庭の種類について②【古民家講座】

大きな庭は憧れですが、都会では敷地の関係でなかなか難しいですよね。
そんな中、今回は京都の町家など、細長い敷地の建物で活用されている庭の代表的なものをいくつかご紹介します。
坪庭(つぼにわ)
間口が狭く奥行きの長い京町家で採光と通風を確保するために設けられたのが起源ですが、
そこから鑑賞や癒しを目的とした独特の坪庭文化が形成されていきました。
建物に囲まれた空間にあるものが「坪庭」
規模が大きく外部に面して配置されたものを「庭園」もしくは単に「庭」と呼んで区別されます。
ちなみに「坪庭」は「中庭」ともいい、両者は基本的に同じ意味。
余談ですが、町家などの間口が狭くて奥行のながい家が多くできた理由は、むかしは土地の面積ではなく
「間口の広さ」で税金が決められていたからです。
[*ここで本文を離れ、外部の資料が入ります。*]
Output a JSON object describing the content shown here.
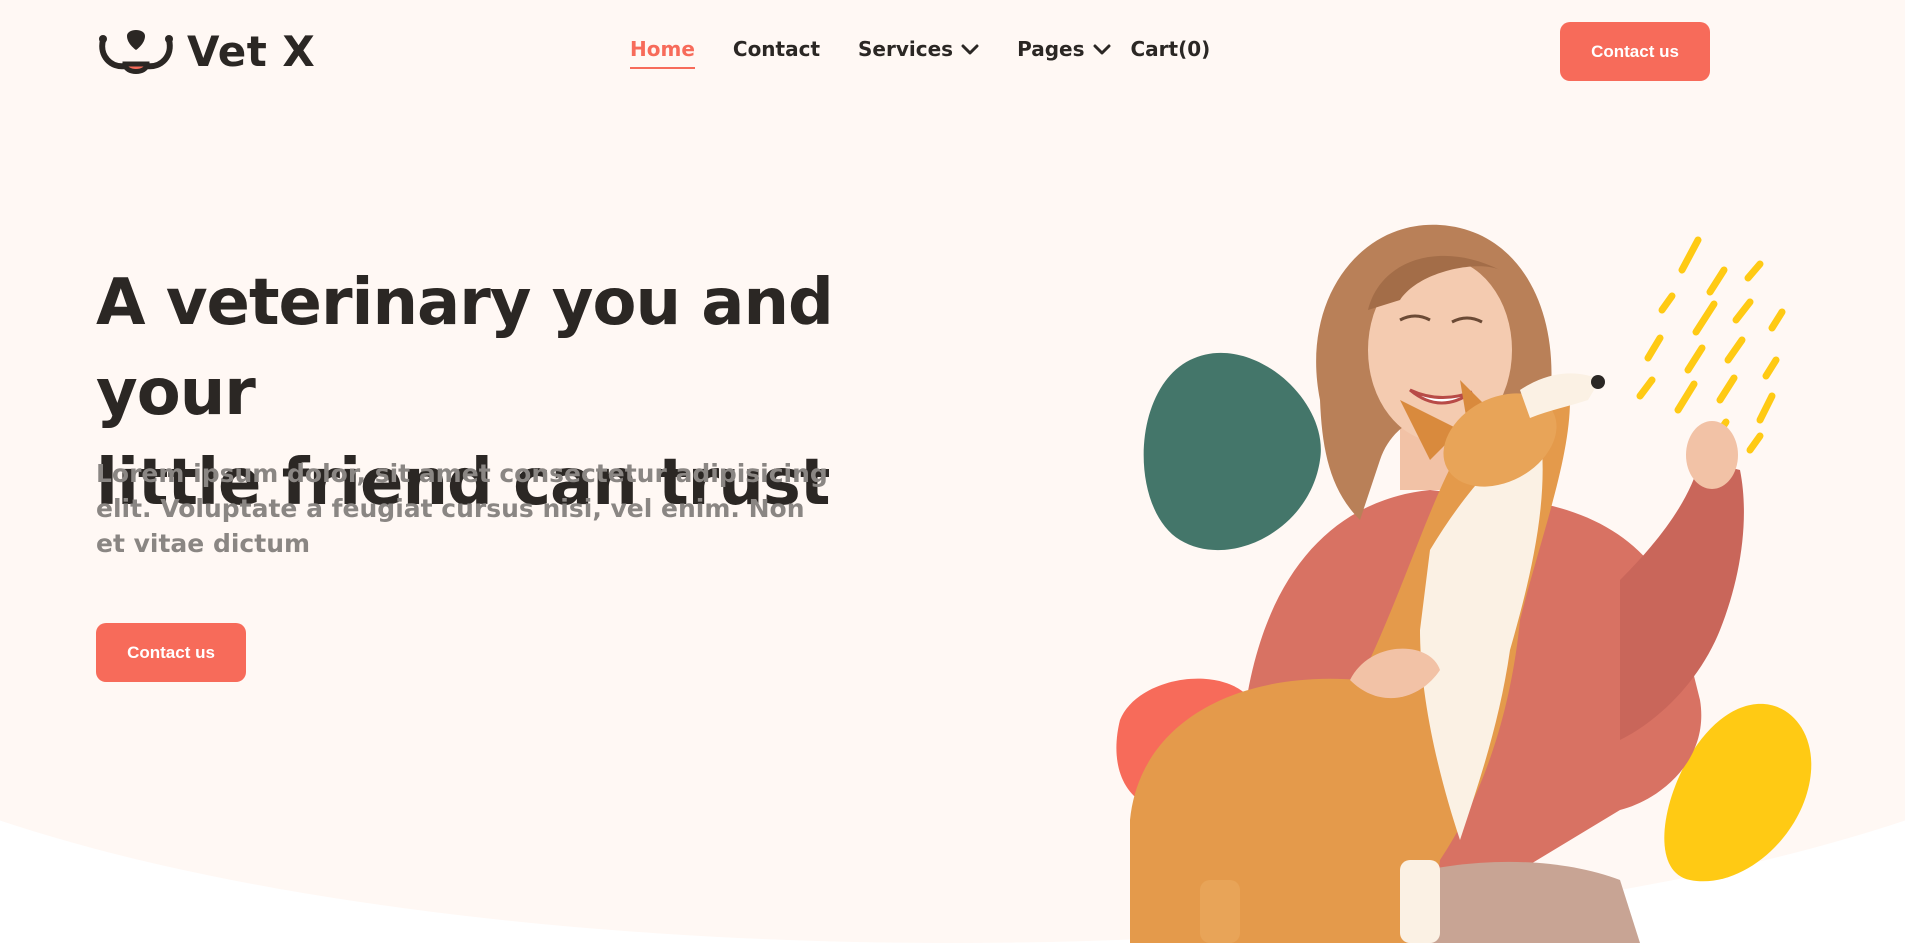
{
  "brand": {
    "name": "Vet X",
    "logo_icon": "dog-face-logo-icon"
  },
  "nav": {
    "items": [
      {
        "label": "Home",
        "active": true,
        "dropdown": false
      },
      {
        "label": "Contact",
        "active": false,
        "dropdown": false
      },
      {
        "label": "Services",
        "active": false,
        "dropdown": true
      },
      {
        "label": "Pages",
        "active": false,
        "dropdown": true
      }
    ],
    "cart_label": "Cart(0)"
  },
  "header": {
    "cta_label": "Contact us"
  },
  "hero": {
    "headline_line1": "A veterinary you and your",
    "headline_line2": "little friend can trust",
    "subtext": "Lorem ipsum dolor, sit amet consectetur adipisicing elit. Voluptate a feugiat cursus nisi, vel enim. Non et vitae dictum",
    "cta_label": "Contact us"
  },
  "colors": {
    "accent": "#f76b5a",
    "text_dark": "#2b2724",
    "text_muted": "#8a8683",
    "background": "#fff8f4",
    "blob_green": "#44766a",
    "blob_yellow": "#ffca14"
  }
}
当時の人たちは税金対策のために間口を狭くしたんですね。
しかし、これは幕府の狙い通りで、そうすることで道沿いに様々なお店などが数多く並び、
町が反映するという考えがあったからのようです。
通り庭(とおりにわ)
これは建物の表から裏口まで続く、屋根のある土間のことをいいます。
通り庭に含まれるけれど別の呼び方でもう2つ。
1つ目が、表側の土間の部分で「店庭」
2つ目が、流しなどがある奥側の土間で「走り庭」とそれぞれ呼びます。
「走り庭」の特徴は吹抜けになっていて梁が見える事。
料理などを作る際の煙などを吹抜けを介して上部で換気していたからでしょう。
建物の中なのに「庭」と呼ぶのも不思議に感じられるかもしれませんが、
古民家の土間なども昔は「ニワ」と呼んでいたようです。
ちなみに京都以外では「通り土間」という呼び名のほうが一般的です。
前庭(まえにわ)
家の前に設けられる庭で、お客様を迎えるためのスペース。
石が敷かれてアプローチを明確化し、季節の花などが置かれたりします。
前庭は地域のコミュニティーに使われたりして、半分公共的な意味合いもありました。
露地(ろじ)
元々は町家と町家をつなぐ細長い「路地」が語源ですが、江戸中期に茶室が流行し、
その茶室に通じるアプローチを飾ることで、庭園としての機能をもたせたものを「露地」と呼ぶようになりました。
①飛び石 ②つくばい ③石灯篭 ④腰掛 は露地の代表的な4点セットになります。